Customer Churn Prediction
This project aims to predict customer churn using a machine learning approach. Customer churn refers to the likelihood of a customer leaving a service or subscription. By identifying potential churners, businesses can implement strategies to retain them and reduce revenue loss.
- Data Preprocessing: Handled missing values, scaled numerical features, and encoded categorical variables.
- Exploratory Data Analysis (EDA): Visualized data distributions and relationships.
- Modeling: Built a Random Forest Classifier to predict customer churn.
- Evaluation: Used metrics like ROC-AUC, confusion matrix, and classification report to assess the model's performance.
- Feature Importance: Identified the most influential features in predicting churn.
- Optimization: Performed hyperparameter tuning using GridSearchCV.
- Deployment: Developed a Streamlit application for user-friendly predictions.
The dataset used is Telco-Customer-Churn.csv
, which contains information about customers, their subscription details, and whether they churned or not.
Columns in the Dataset:
- gender, Partner, Dependents: Categorical demographic information.
- tenure: Number of months a customer has been with the company.
- MonthlyCharges, TotalCharges: Numerical subscription metrics.
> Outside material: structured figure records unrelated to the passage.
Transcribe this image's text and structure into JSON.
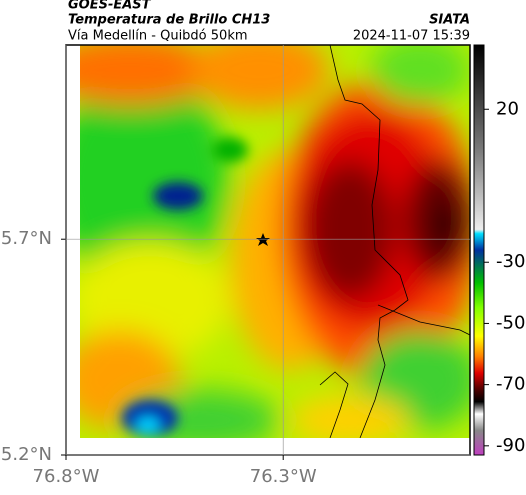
{
  "header": {
    "product": "GOES-EAST",
    "title": "Temperatura de Brillo CH13",
    "subtitle": "Vía Medellín - Quibdó 50km",
    "source": "SIATA",
    "timestamp": "2024-11-07 15:39"
  },
  "map": {
    "lat_range": [
      5.2,
      6.15
    ],
    "lon_range": [
      -76.8,
      -75.87
    ],
    "lat_ticks": [
      {
        "value": 5.7,
        "label": "5.7°N"
      },
      {
        "value": 5.2,
        "label": "5.2°N"
      }
    ],
    "lon_ticks": [
      {
        "value": -76.8,
        "label": "76.8°W"
      },
      {
        "value": -76.3,
        "label": "76.3°W"
      }
    ]
  },
  "colorbar": {
    "range": [
      41,
      -93
    ],
    "ticks": [
      20,
      -30,
      -50,
      -70,
      -90
    ]
  }
}
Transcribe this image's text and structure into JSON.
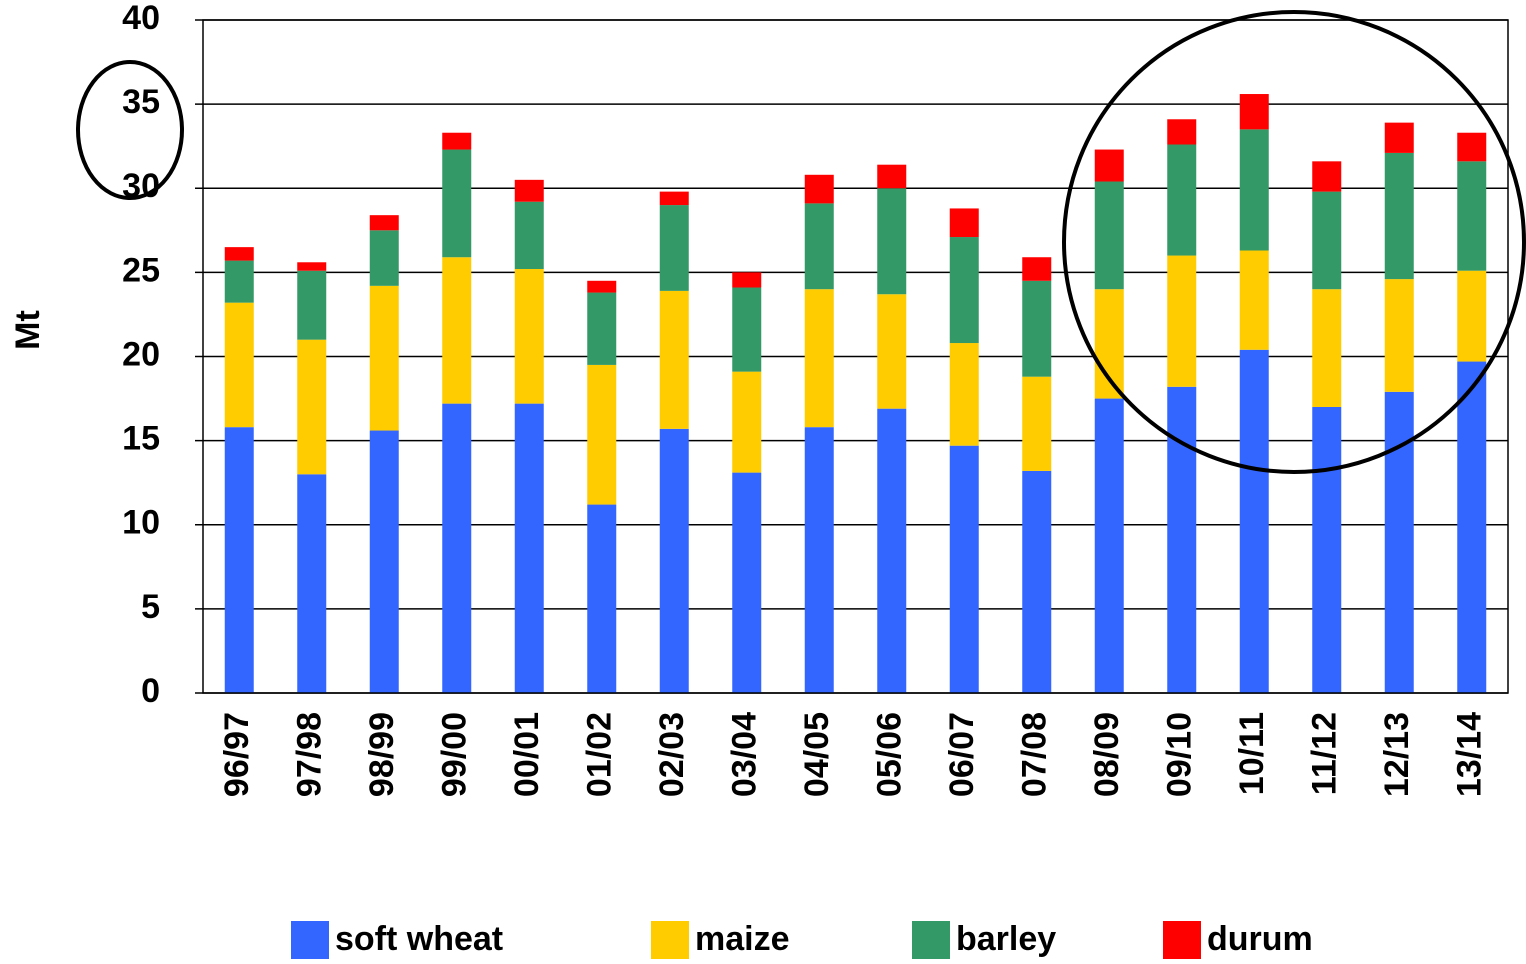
{
  "chart_data": {
    "type": "stacked_bar",
    "y_label": "Mt",
    "categories": [
      "96/97",
      "97/98",
      "98/99",
      "99/00",
      "00/01",
      "01/02",
      "02/03",
      "03/04",
      "04/05",
      "05/06",
      "06/07",
      "07/08",
      "08/09",
      "09/10",
      "10/11",
      "11/12",
      "12/13",
      "13/14"
    ],
    "series": [
      {
        "name": "soft wheat",
        "color": "#3366ff",
        "values": [
          15.8,
          13.0,
          15.6,
          17.2,
          17.2,
          11.2,
          15.7,
          13.1,
          15.8,
          16.9,
          14.7,
          13.2,
          17.5,
          18.2,
          20.4,
          17.0,
          17.9,
          19.7
        ]
      },
      {
        "name": "maize",
        "color": "#ffcc00",
        "values": [
          7.4,
          8.0,
          8.6,
          8.7,
          8.0,
          8.3,
          8.2,
          6.0,
          8.2,
          6.8,
          6.1,
          5.6,
          6.5,
          7.8,
          5.9,
          7.0,
          6.7,
          5.4
        ]
      },
      {
        "name": "barley",
        "color": "#339966",
        "values": [
          2.5,
          4.1,
          3.3,
          6.4,
          4.0,
          4.3,
          5.1,
          5.0,
          5.1,
          6.3,
          6.3,
          5.7,
          6.4,
          6.6,
          7.2,
          5.8,
          7.5,
          6.5
        ]
      },
      {
        "name": "durum",
        "color": "#ff0000",
        "values": [
          0.8,
          0.5,
          0.9,
          1.0,
          1.3,
          0.7,
          0.8,
          0.9,
          1.7,
          1.4,
          1.7,
          1.4,
          1.9,
          1.5,
          2.1,
          1.8,
          1.8,
          1.7
        ]
      }
    ],
    "ylim": [
      0,
      40
    ],
    "yticks": [
      0,
      5,
      10,
      15,
      20,
      25,
      30,
      35,
      40
    ],
    "grid": true,
    "legend": "bottom"
  }
}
- Churn: Target variable indicating if the customer churned.
Python Libraries:
- pandas
- numpy
- scikit-learn
- matplotlib
- seaborn
- joblib
- imbalanced-learn
- streamlit
To install dependencies: pip install -r requirements.txt
-
Clone the Repository git clone (https://github.com/n-liyana/customer-churn-prediction)
-
Run the Jupyter Notebook or Python Script Open the Jupyter Notebook or run the Python script in your preferred IDE.
-
Launch the Streamlit App streamlit run app.py
Evaluation Metrics:
- ROC-AUC Score: Measures the model's ability to distinguish between classes.
- Confusion Matrix: Visualizes the number of correct and incorrect predictions.
- Feature Importance: Identifies key factors influencing customer churn.
Outputs:
- Churn Distribution: Visual representation of churn vs. non-churn customers.
- Correlation Matrix: Heatmap showing relationships between features.
- Confusion Matrix: Evaluation of prediction accuracy.
- ROC Curve: Visualization of the model's performance.
project/ ├── data/ │ └── Telco-Customer-Churn.csv ├── outputs/ │ ├── Churn Distribution.png │ ├── Correlation Matrix.png │ ├── Confusion Matrix.png │ └── ROC Curve.png ├── churn_model.pkl # Trained model ├── app.py # Streamlit app ├── requirements.txt # Required Python libraries ├── README.txt # Project description └── churn_analysis.py # Main script
This project is open source and free to use under the MIT License.